Diplomatlar pazar günü yaptıkları açıklamada, ABD ve Rusya'nın BMGK’dan Suriye'deki şiddet olaylarını görüşmek üzere pazartesi günü kapalı kapılar ardında bir toplantı yapmasını istediklerini ve toplantının sonucunun çarşamba günü açıklanmasının beklendiğini ifade ettiler.

Taslak, ‘Suriye'de terörizmle mücadele’ ihtiyacını vurgulayarak, Suriye meselesinin en hassas yönü olan ‘terörizm’ konusunu ele alırken bu yaklaşımın inandırıcılığı konusunda uluslararası taraflardan ve bölge ülkelerinden Suriye hükümetine yoğun eleştiriler yapılıyor. Çünkü halen güvenlik güçleri arasında yabancı savaşçılar bulunuyor ve bunların bir kısmı, görgü tanıklarının bazı ihlallere karıştıklarını söyledikleri aşırılık yanlısı geçmişlere sahip olsalar da bunlar ancak nihai soruşturmalarla belgelenebilir. Suriye Cumhurbaşkanlığı’ndan pazar günü yapılan açıklamada, kıyı illerindeki olayları soruşturmak üzere bağımsız bir komite kurulması kararı alındığını belirtildi. Cumhurbaşkanı Şara, ülkesinin ‘hiçbir yabancı ya da yerel gücün ülkeyi kaosa ya da iç savaşa sürüklemesine izin vermeyeceğini’ vurguladı. Yönetiminin sivillere zarar veren herkesten hesap soracağına dair söz veren Şara, eski rejimin kalıntılarının derhal adalete teslim olmaktan başka seçenekleri olmadığının altını çizdi.

Karar taslağında BMGK, Şam'ın hesap verebilirlik için bir soruşturma komitesi kurmakla başlayarak attığı adımlara övgüde bulundu. Taslakta eski rejim taraftarlarının azınlıkları destekleme kılıfı altında yapmak istedikleri gibi Suriye'ye yönelik herhangi bir uluslararası müdahale iması ya da tehdidi yer almadı.

BM İnsan Hakları Yüksek Komiseri Volker Türk, daha önce yaptığı bir açıklamada, Suriye’nin kıyı şehirlerinde işlenen tüm suçlar için hesap verilebilirlik çağrısında bulunmuş ve Suriye geçici yönetimi yetkilileri tarafından bağımsız bir soruşturma komitesi kurulmasına yönelik yapılan açıklamayı memnuniyetle karşılamıştı. Türk, soruşturmaların hızlı, kapsamlı, bağımsız ve tarafsız bir şekilde yürütülmesi gerektiğini de vurguladı.
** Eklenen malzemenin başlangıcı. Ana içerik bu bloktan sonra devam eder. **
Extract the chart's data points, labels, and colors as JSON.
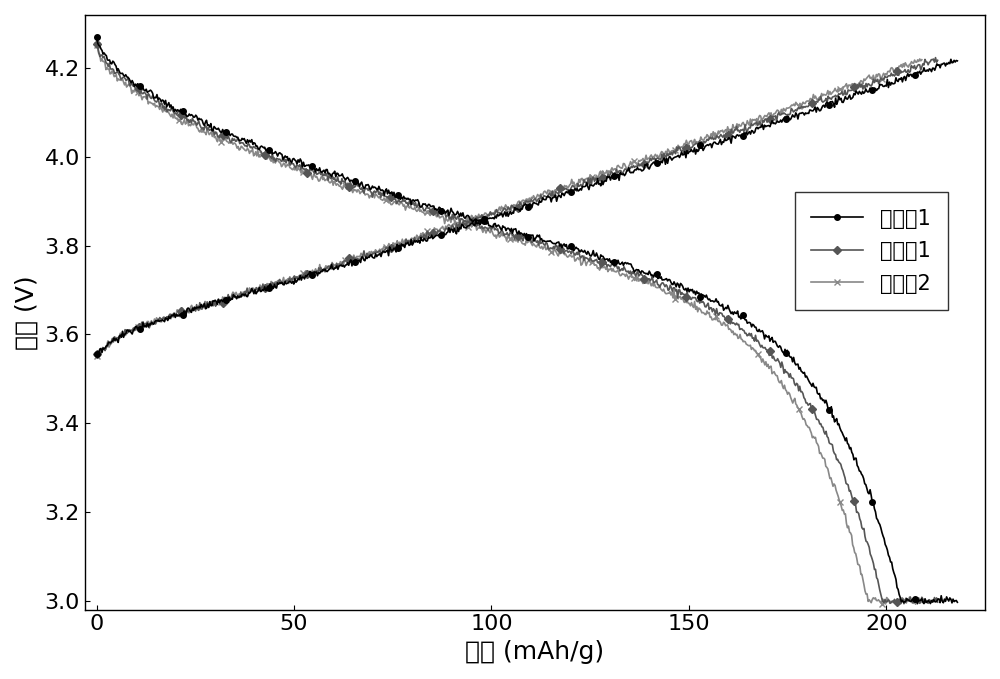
{
  "title": "",
  "xlabel": "容量 (mAh/g)",
  "ylabel": "电压 (V)",
  "xlim": [
    -3,
    225
  ],
  "ylim": [
    2.98,
    4.32
  ],
  "xticks": [
    0,
    50,
    100,
    150,
    200
  ],
  "yticks": [
    3.0,
    3.2,
    3.4,
    3.6,
    3.8,
    4.0,
    4.2
  ],
  "legend_labels": [
    "实施例1",
    "对比例1",
    "对比例2"
  ],
  "line_color": "#000000",
  "line_color2": "#555555",
  "line_color3": "#888888",
  "bg_color": "#ffffff",
  "num_points": 800,
  "font_size_label": 18,
  "font_size_tick": 16,
  "font_size_legend": 15,
  "line_width": 1.2,
  "marker_size": 4
}
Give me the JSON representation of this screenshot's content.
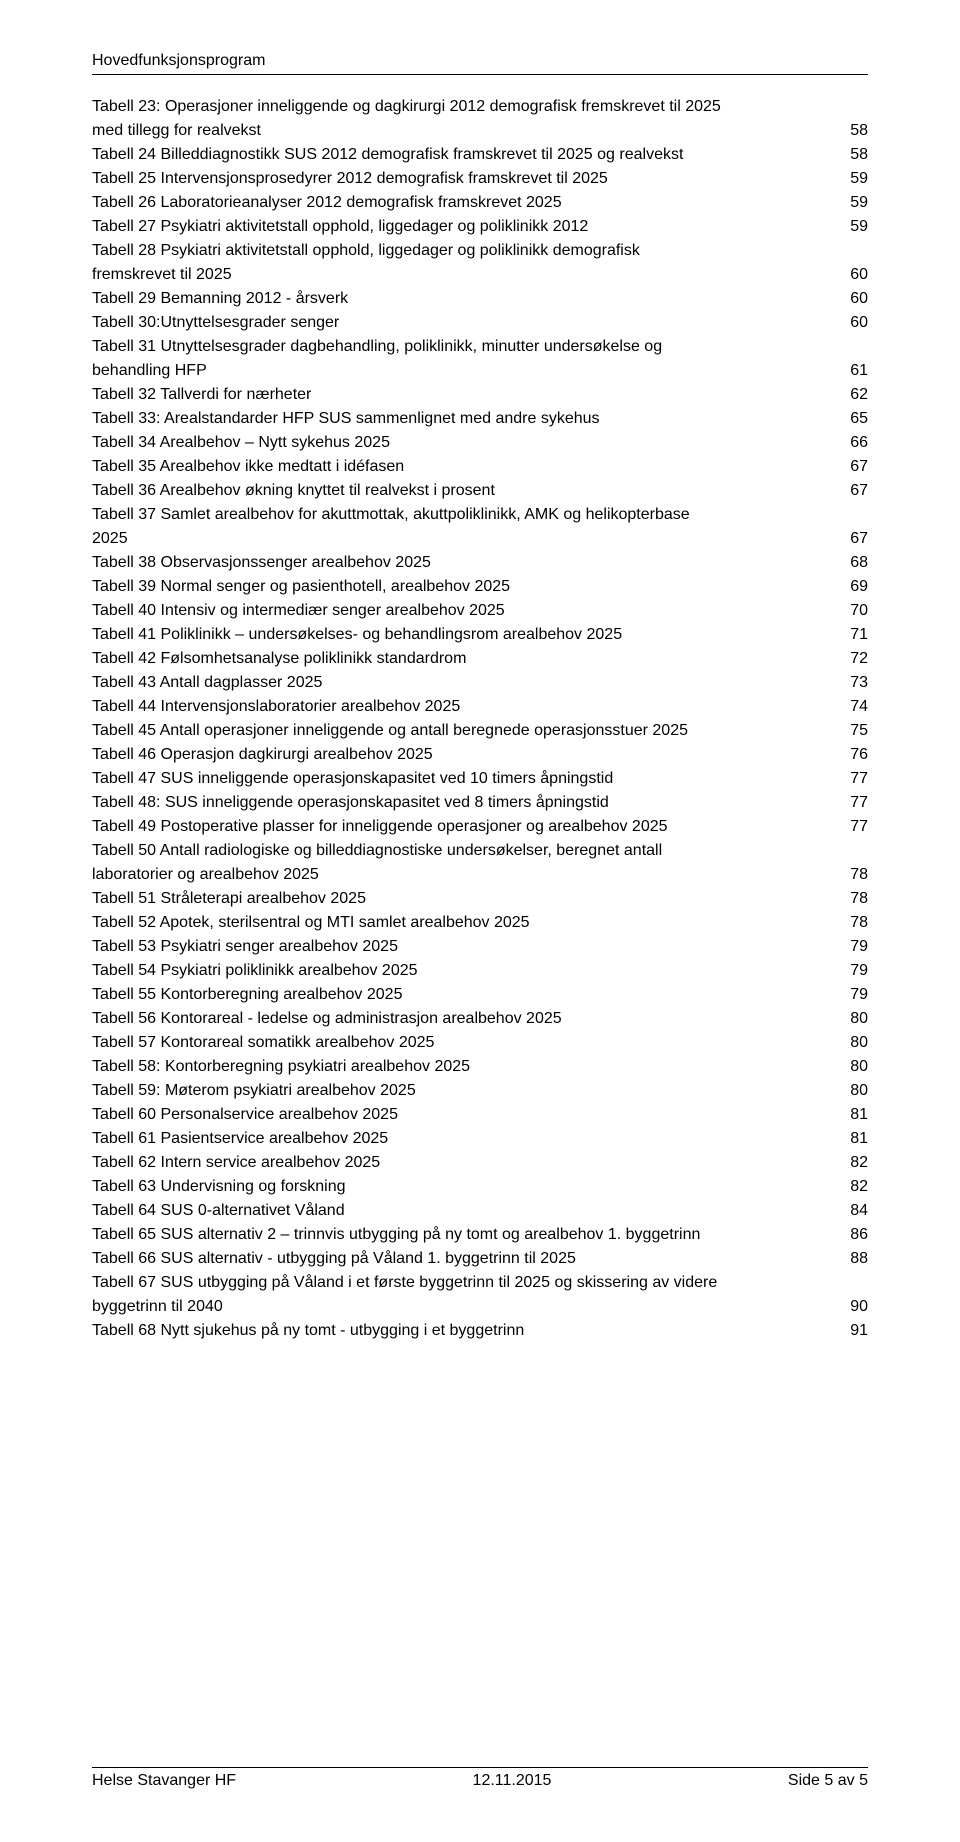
{
  "header": {
    "title": "Hovedfunksjonsprogram"
  },
  "toc": {
    "entries": [
      {
        "label_lines": [
          "Tabell 23: Operasjoner inneliggende og dagkirurgi 2012 demografisk fremskrevet til 2025",
          "med tillegg for realvekst"
        ],
        "page": "58"
      },
      {
        "label_lines": [
          "Tabell 24 Billeddiagnostikk SUS 2012 demografisk framskrevet til 2025 og realvekst"
        ],
        "page": "58"
      },
      {
        "label_lines": [
          "Tabell 25 Intervensjonsprosedyrer 2012 demografisk framskrevet til 2025"
        ],
        "page": "59"
      },
      {
        "label_lines": [
          "Tabell 26 Laboratorieanalyser 2012 demografisk framskrevet 2025"
        ],
        "page": "59"
      },
      {
        "label_lines": [
          "Tabell 27 Psykiatri aktivitetstall opphold, liggedager og poliklinikk 2012"
        ],
        "page": "59"
      },
      {
        "label_lines": [
          "Tabell 28 Psykiatri aktivitetstall opphold, liggedager og poliklinikk demografisk",
          "fremskrevet til 2025"
        ],
        "page": "60"
      },
      {
        "label_lines": [
          "Tabell 29 Bemanning 2012 - årsverk"
        ],
        "page": "60"
      },
      {
        "label_lines": [
          "Tabell 30:Utnyttelsesgrader senger"
        ],
        "page": "60"
      },
      {
        "label_lines": [
          "Tabell 31 Utnyttelsesgrader dagbehandling, poliklinikk, minutter undersøkelse og",
          "behandling HFP"
        ],
        "page": "61"
      },
      {
        "label_lines": [
          "Tabell 32 Tallverdi for nærheter"
        ],
        "page": "62"
      },
      {
        "label_lines": [
          "Tabell 33: Arealstandarder HFP SUS sammenlignet med andre sykehus"
        ],
        "page": "65"
      },
      {
        "label_lines": [
          "Tabell 34 Arealbehov – Nytt sykehus 2025"
        ],
        "page": "66"
      },
      {
        "label_lines": [
          "Tabell 35 Arealbehov ikke medtatt i idéfasen"
        ],
        "page": "67"
      },
      {
        "label_lines": [
          "Tabell 36 Arealbehov økning knyttet til realvekst i prosent"
        ],
        "page": "67"
      },
      {
        "label_lines": [
          "Tabell 37 Samlet arealbehov for akuttmottak, akuttpoliklinikk, AMK og helikopterbase",
          "2025"
        ],
        "page": "67"
      },
      {
        "label_lines": [
          "Tabell 38 Observasjonssenger arealbehov 2025"
        ],
        "page": "68"
      },
      {
        "label_lines": [
          "Tabell 39 Normal senger og pasienthotell, arealbehov 2025"
        ],
        "page": "69"
      },
      {
        "label_lines": [
          "Tabell 40 Intensiv og intermediær senger arealbehov 2025"
        ],
        "page": "70"
      },
      {
        "label_lines": [
          "Tabell 41 Poliklinikk – undersøkelses- og behandlingsrom arealbehov 2025"
        ],
        "page": "71"
      },
      {
        "label_lines": [
          "Tabell 42 Følsomhetsanalyse poliklinikk standardrom"
        ],
        "page": "72"
      },
      {
        "label_lines": [
          "Tabell 43 Antall dagplasser 2025"
        ],
        "page": "73"
      },
      {
        "label_lines": [
          "Tabell 44 Intervensjonslaboratorier arealbehov 2025"
        ],
        "page": "74"
      },
      {
        "label_lines": [
          "Tabell 45 Antall operasjoner inneliggende og antall beregnede operasjonsstuer 2025"
        ],
        "page": "75"
      },
      {
        "label_lines": [
          "Tabell 46 Operasjon dagkirurgi arealbehov 2025"
        ],
        "page": "76"
      },
      {
        "label_lines": [
          "Tabell 47 SUS inneliggende operasjonskapasitet ved 10 timers åpningstid"
        ],
        "page": "77"
      },
      {
        "label_lines": [
          "Tabell 48: SUS inneliggende operasjonskapasitet ved 8 timers åpningstid"
        ],
        "page": "77"
      },
      {
        "label_lines": [
          "Tabell 49 Postoperative plasser for inneliggende operasjoner og arealbehov 2025"
        ],
        "page": "77"
      },
      {
        "label_lines": [
          "Tabell 50 Antall radiologiske og billeddiagnostiske undersøkelser, beregnet antall",
          "laboratorier og arealbehov 2025"
        ],
        "page": "78"
      },
      {
        "label_lines": [
          "Tabell 51 Stråleterapi arealbehov 2025"
        ],
        "page": "78"
      },
      {
        "label_lines": [
          "Tabell 52 Apotek, sterilsentral og MTI samlet arealbehov 2025"
        ],
        "page": "78"
      },
      {
        "label_lines": [
          "Tabell 53 Psykiatri senger arealbehov 2025"
        ],
        "page": "79"
      },
      {
        "label_lines": [
          "Tabell 54 Psykiatri poliklinikk arealbehov 2025"
        ],
        "page": "79"
      },
      {
        "label_lines": [
          "Tabell 55 Kontorberegning arealbehov 2025"
        ],
        "page": "79"
      },
      {
        "label_lines": [
          "Tabell 56 Kontorareal - ledelse og administrasjon arealbehov 2025"
        ],
        "page": "80"
      },
      {
        "label_lines": [
          "Tabell 57 Kontorareal somatikk arealbehov 2025"
        ],
        "page": "80"
      },
      {
        "label_lines": [
          "Tabell 58: Kontorberegning psykiatri arealbehov 2025"
        ],
        "page": "80"
      },
      {
        "label_lines": [
          "Tabell 59: Møterom psykiatri arealbehov 2025"
        ],
        "page": "80"
      },
      {
        "label_lines": [
          "Tabell 60 Personalservice arealbehov 2025"
        ],
        "page": "81"
      },
      {
        "label_lines": [
          "Tabell 61 Pasientservice arealbehov 2025"
        ],
        "page": "81"
      },
      {
        "label_lines": [
          "Tabell 62 Intern service arealbehov 2025"
        ],
        "page": "82"
      },
      {
        "label_lines": [
          "Tabell 63 Undervisning og forskning"
        ],
        "page": "82"
      },
      {
        "label_lines": [
          "Tabell 64 SUS 0-alternativet Våland"
        ],
        "page": "84"
      },
      {
        "label_lines": [
          "Tabell 65 SUS alternativ 2 – trinnvis utbygging på ny tomt og arealbehov 1. byggetrinn"
        ],
        "page": "86"
      },
      {
        "label_lines": [
          "Tabell 66 SUS alternativ - utbygging på Våland 1. byggetrinn til 2025"
        ],
        "page": "88"
      },
      {
        "label_lines": [
          "Tabell 67 SUS utbygging på Våland i et første byggetrinn til 2025 og skissering av videre",
          "byggetrinn til 2040"
        ],
        "page": "90"
      },
      {
        "label_lines": [
          "Tabell 68 Nytt sjukehus på ny tomt - utbygging i et byggetrinn"
        ],
        "page": "91"
      }
    ]
  },
  "footer": {
    "left": "Helse Stavanger HF",
    "center": "12.11.2015",
    "right": "Side 5 av 5"
  }
}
BM yetkilisi, bu tür korkunç ihlallerin ve istismarların tekrarlanmamasının sağlanması için silahlı grupların incelenmesi ve devletin askeri kurumlarına entegre edilmesi sürecinin, ülkenin uluslararası insan hakları ve insancıl hukuk kapsamındaki yükümlülükleriyle uyumlu olması ve Suriye'de geçmişte ya da yakın zamanda meydana gelen insan hakları ihlallerine karışan herkesin hesap vermesi için kesinlikle bir gereklilik olduğunu söyledi.